A União, que levava 27% (fora os 3% para mitigação de mudanças climáticas), agora vai ficar com 19% dos royalties. O projeto da partilha será votado amanhã, às 9h. Segundo o ministro de Relações Institucionais, Alexandre Padilha, tanto o governo federal como os Estados tiveram que ceder. Cabral e Hartung vieram a Brasília querendo 33% de royalties.

Brasil será 6º maior produtor de petróleo em 2030, diz agência
Petrolífera de Eike Batista eleva estimativa de reservas de petróleo

Cabral agradeceu a disposição do presidente Lula em negociar e disse que o acordo de hoje é uma "solução que nos deixa satisfeitos, dentro da perspectiva de que o ótimo é inimigo do bom". É um jogo que todos ganham e perdem, nas palavras do governador.

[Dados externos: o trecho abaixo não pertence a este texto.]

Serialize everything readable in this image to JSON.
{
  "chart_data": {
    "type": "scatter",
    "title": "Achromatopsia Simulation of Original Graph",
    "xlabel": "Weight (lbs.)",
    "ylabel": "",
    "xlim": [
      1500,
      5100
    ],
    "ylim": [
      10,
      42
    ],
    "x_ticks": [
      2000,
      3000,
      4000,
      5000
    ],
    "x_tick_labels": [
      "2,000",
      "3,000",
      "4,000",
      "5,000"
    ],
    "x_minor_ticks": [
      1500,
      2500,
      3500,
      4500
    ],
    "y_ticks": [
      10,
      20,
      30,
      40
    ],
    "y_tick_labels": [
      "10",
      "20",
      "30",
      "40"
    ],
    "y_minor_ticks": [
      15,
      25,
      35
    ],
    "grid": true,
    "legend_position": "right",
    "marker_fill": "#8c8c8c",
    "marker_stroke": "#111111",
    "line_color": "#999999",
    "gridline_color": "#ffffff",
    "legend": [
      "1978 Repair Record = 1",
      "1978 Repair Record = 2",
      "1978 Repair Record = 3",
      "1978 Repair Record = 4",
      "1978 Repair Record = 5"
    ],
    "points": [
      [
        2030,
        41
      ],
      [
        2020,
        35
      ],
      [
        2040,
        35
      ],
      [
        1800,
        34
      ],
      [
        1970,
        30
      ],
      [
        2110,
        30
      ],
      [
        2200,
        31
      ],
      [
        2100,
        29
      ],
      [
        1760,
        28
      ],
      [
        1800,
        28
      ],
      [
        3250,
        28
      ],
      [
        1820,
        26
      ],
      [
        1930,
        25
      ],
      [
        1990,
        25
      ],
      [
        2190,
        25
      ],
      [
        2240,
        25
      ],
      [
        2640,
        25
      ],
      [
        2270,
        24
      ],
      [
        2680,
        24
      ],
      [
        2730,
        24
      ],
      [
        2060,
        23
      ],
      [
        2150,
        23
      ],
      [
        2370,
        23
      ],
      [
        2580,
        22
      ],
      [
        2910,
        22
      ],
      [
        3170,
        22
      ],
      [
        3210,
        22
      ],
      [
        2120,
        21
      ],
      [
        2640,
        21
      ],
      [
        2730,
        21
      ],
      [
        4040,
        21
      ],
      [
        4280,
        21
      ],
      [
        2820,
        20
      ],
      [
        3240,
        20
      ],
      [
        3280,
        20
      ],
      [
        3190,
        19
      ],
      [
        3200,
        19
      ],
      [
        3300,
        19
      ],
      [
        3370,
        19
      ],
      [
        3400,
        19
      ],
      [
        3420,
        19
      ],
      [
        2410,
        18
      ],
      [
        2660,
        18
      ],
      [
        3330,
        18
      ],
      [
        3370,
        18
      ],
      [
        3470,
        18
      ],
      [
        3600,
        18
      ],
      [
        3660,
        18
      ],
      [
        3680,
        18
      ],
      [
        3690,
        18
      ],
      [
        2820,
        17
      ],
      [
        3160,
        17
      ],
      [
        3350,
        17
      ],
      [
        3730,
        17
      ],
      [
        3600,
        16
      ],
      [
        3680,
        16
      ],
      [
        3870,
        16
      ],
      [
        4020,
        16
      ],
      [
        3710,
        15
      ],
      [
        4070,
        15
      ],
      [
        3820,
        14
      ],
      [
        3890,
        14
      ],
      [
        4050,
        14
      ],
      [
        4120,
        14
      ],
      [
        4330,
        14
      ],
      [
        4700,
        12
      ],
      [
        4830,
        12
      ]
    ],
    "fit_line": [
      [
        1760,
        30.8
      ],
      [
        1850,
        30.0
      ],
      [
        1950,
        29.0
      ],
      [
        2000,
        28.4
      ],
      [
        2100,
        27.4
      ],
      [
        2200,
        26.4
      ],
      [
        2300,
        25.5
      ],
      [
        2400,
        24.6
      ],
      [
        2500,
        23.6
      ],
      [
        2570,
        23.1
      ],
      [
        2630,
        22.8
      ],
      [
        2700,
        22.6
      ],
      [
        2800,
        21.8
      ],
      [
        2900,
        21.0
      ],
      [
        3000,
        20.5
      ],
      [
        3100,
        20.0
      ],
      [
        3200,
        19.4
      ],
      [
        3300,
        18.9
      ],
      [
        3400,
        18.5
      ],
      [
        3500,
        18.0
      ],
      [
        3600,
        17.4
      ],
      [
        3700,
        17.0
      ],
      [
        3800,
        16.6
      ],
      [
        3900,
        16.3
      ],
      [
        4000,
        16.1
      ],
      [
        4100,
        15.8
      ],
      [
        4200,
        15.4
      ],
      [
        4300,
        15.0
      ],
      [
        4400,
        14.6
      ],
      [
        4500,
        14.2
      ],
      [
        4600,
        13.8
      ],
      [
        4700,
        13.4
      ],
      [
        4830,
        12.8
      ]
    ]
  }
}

Ganhou também na decisão de hoje os municípios com instalação para extração de petróleo. Antes tinha 2%, agora terá 3%.

Os Estados e municípios não produtores continuarão a ganhar 44% dos royalties, divididos ao meio. O Fundo de Participação dos Municípios definirá a distribuição entre as cidades, e o Fundo de Participação dos Estados, dos Estados.

Os municípios produtores continuam com 6% do dinheiro, e o fundo de mitigação de mudanças climáticas também ficou inalterado. A alíquota de royalties considerada nos novos cálculos é de 15%.

Padilha falou também que está confiante na votação em plenário dos projetos, apesar da ameaça de obstrução da oposição. Agradeceu ainda aos deputados membros das comissões especiais por cumprir o prazo estabelecido entre o presidente Lula e o presidente da Câmara, Michel Temer, de começar as votações esta semana.

A votação do relatório da Petro-Sal em plenário era esperada para hoje, mas deve ficar para amanhã. O único relatório pendente até agora é o da partilha.